私たちの活動は、シナリオ・アズ・ア・サービスです。"どうやって始めるのか、成功を判断するのか、スケールアップするのか?"といった質問に答えています。学びは競争関係を超越するのです。一緒に学ぶ上で、自分と同じ課題を抱えている人以上の存在があるでしょうか?上げ潮はすべての船を持ち上げる(A rising tide lifts all boats)のです!私たちはDevOpsとして、同じ文化を持っています — 全員が可能な限りのものを共有しているのです。誰にでも進んでいる部分と遅れている部分があります。強い部分はすべて共有し、弱い部分はもっと強い人の協力を仰げばよいのです。お互いがメンタ(mentor)であり、メンティ(mentee)なのです。
氏は成功を測る方法についても言及し、ソフトウェアデリバリのパフォーマンスでは急激な改善は普通のことであり、致命的障害の発生率(change failure rate)が50パーセント改善されることも珍しくはない、と説明した。
2ヶ月ほど前、Verisonのチームは、年間200万ドルを節約する数百万ドルの製品強化と、年28万ドルのコスト削減を提供したことを発表している。チームのメトリクスにおいて150パーセントの改善を実現すると同時に、障害数を400件から150件に削減し、開発リードタイムを9日から2.5日に短縮した。
US Bankは、顧客を自社のdojoに招待することで、顧客のエクスペリエンスを間近に捉え、フィードバックを直接受け取っている — 同社ではこれを"体験スタジオ(Experience Studio)"と呼んでいる。その結果、同社は、カスタマを重視したモバイルプロダクトを1ヶ月足らずで開発することができた。同社によれば、従来ならばプロジェクトチームの構築だけで数ヶ月を要した開発だ。Petersen氏はさらに、このアプローチを用いたことで、ビルドプロセスが10倍早くなったと述べている。さらに同社は、変革が起きていることをリーダ層に思い出させ、大胆に変革し、同じ方法を続けないために赤い靴を買うという、Red Shoes Movement"も始めた。"文化や信頼は、障害にも支援にもなり得るのです。"

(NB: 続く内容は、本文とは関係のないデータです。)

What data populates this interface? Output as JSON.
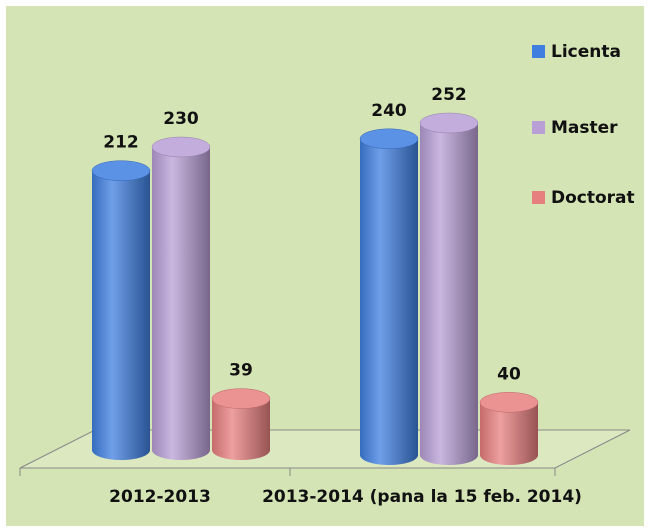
{
  "chart_data": {
    "type": "bar3d",
    "categories": [
      "2012-2013",
      "2013-2014 (pana la 15 feb. 2014)"
    ],
    "series": [
      {
        "name": "Licenta",
        "color": "#3f7fe0",
        "values": [
          212,
          240
        ]
      },
      {
        "name": "Master",
        "color": "#b89fd6",
        "values": [
          230,
          252
        ]
      },
      {
        "name": "Doctorat",
        "color": "#e87f7f",
        "values": [
          39,
          40
        ]
      }
    ],
    "legend": "right"
  }
}
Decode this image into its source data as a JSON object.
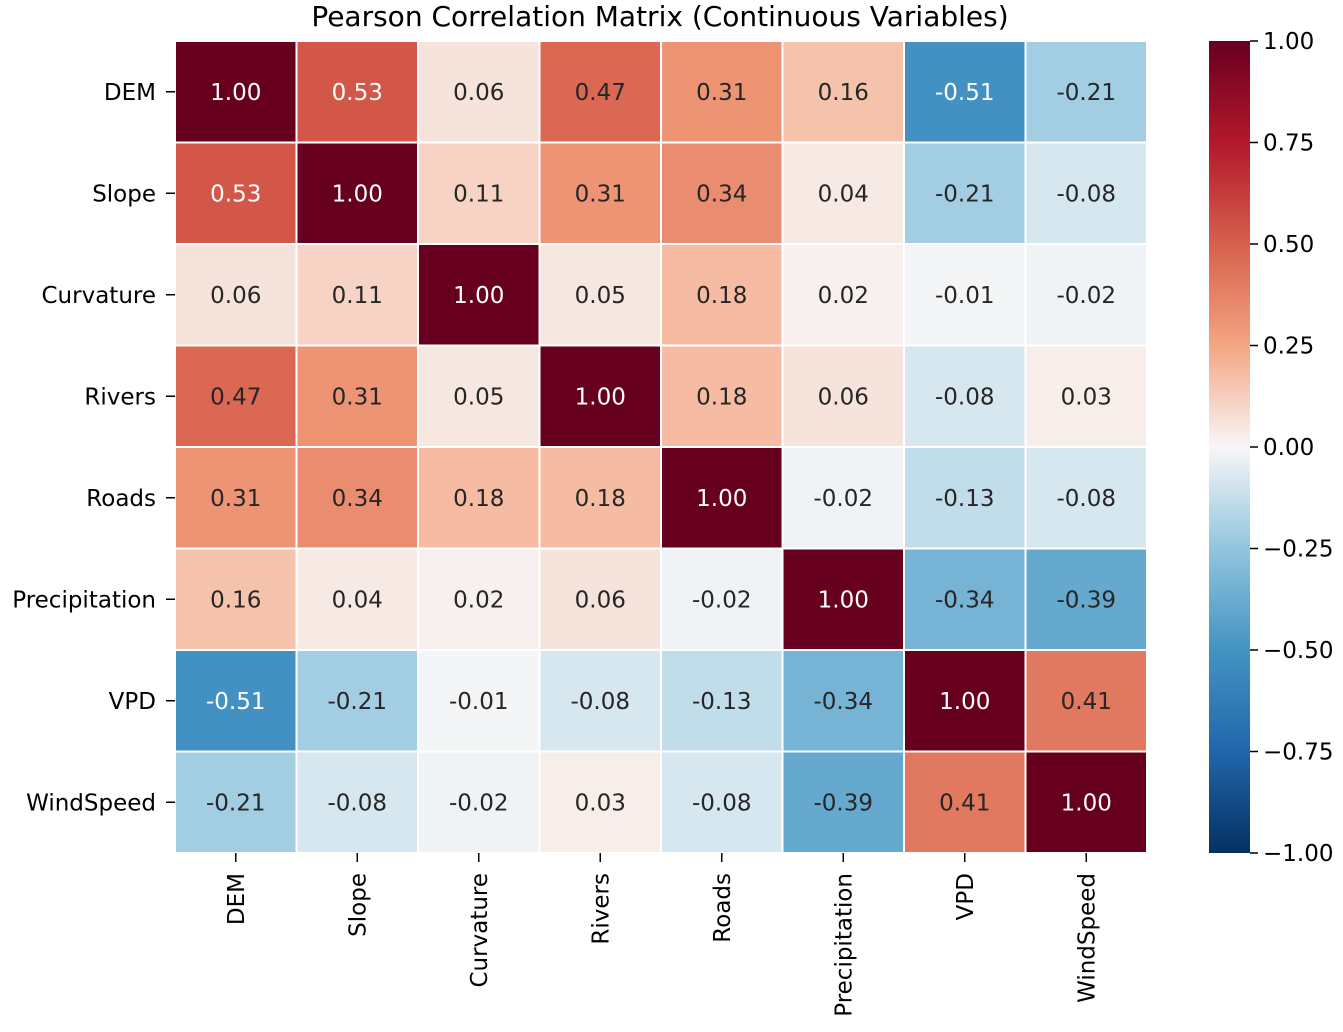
{
  "chart_data": {
    "type": "heatmap",
    "title": "Pearson Correlation Matrix (Continuous Variables)",
    "xlabel": "",
    "ylabel": "",
    "x_categories": [
      "DEM",
      "Slope",
      "Curvature",
      "Rivers",
      "Roads",
      "Precipitation",
      "VPD",
      "WindSpeed"
    ],
    "y_categories": [
      "DEM",
      "Slope",
      "Curvature",
      "Rivers",
      "Roads",
      "Precipitation",
      "VPD",
      "WindSpeed"
    ],
    "values": [
      [
        1.0,
        0.53,
        0.06,
        0.47,
        0.31,
        0.16,
        -0.51,
        -0.21
      ],
      [
        0.53,
        1.0,
        0.11,
        0.31,
        0.34,
        0.04,
        -0.21,
        -0.08
      ],
      [
        0.06,
        0.11,
        1.0,
        0.05,
        0.18,
        0.02,
        -0.01,
        -0.02
      ],
      [
        0.47,
        0.31,
        0.05,
        1.0,
        0.18,
        0.06,
        -0.08,
        0.03
      ],
      [
        0.31,
        0.34,
        0.18,
        0.18,
        1.0,
        -0.02,
        -0.13,
        -0.08
      ],
      [
        0.16,
        0.04,
        0.02,
        0.06,
        -0.02,
        1.0,
        -0.34,
        -0.39
      ],
      [
        -0.51,
        -0.21,
        -0.01,
        -0.08,
        -0.13,
        -0.34,
        1.0,
        0.41
      ],
      [
        -0.21,
        -0.08,
        -0.02,
        0.03,
        -0.08,
        -0.39,
        0.41,
        1.0
      ]
    ],
    "value_format": "2 decimals",
    "colormap": "RdBu_r",
    "vmin": -1.0,
    "vmax": 1.0,
    "colorbar_ticks": [
      1.0,
      0.75,
      0.5,
      0.25,
      0.0,
      -0.25,
      -0.5,
      -0.75,
      -1.0
    ],
    "colorbar_tick_labels": [
      "1.00",
      "0.75",
      "0.50",
      "0.25",
      "0.00",
      "−0.25",
      "−0.50",
      "−0.75",
      "−1.00"
    ],
    "colormap_stops": [
      [
        "#053061",
        -1.0
      ],
      [
        "#2166ac",
        -0.75
      ],
      [
        "#4393c3",
        -0.5
      ],
      [
        "#92c5de",
        -0.25
      ],
      [
        "#f7f7f7",
        0.0
      ],
      [
        "#f4a582",
        0.25
      ],
      [
        "#d6604d",
        0.5
      ],
      [
        "#b2182b",
        0.75
      ],
      [
        "#67001f",
        1.0
      ]
    ],
    "grid_line_color": "#ffffff"
  }
}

Walmartでは2017年に統合デリバリプラットフォームを定義し、関心のある者でコミュニティを構成し、Hygieiaを通じたメトリクスの収集に着手した。この実験を水平展開する必要に対して、Finster氏は、このニーズを満足するにはコンソーシアムへの参加が重要だ、それによってアイデアを比較し、対話から他者の経験から学ぶことで無駄な投資を回避することが可能になる、と述べている。一方で氏は、状況が重要である — 文化や地域の違いを考慮しなければならない、とも強調した。Servey氏は言う。
測定され、報告されるものは、指数級数的に改善が可能です。再犯を回避するためには、リーダがチームと旅を共にする必要があります。コミュニティには強さがあります。
DevOps Enterprise Summit 2020 Virtualの講演者によるスライドは、GitHubで公開されている。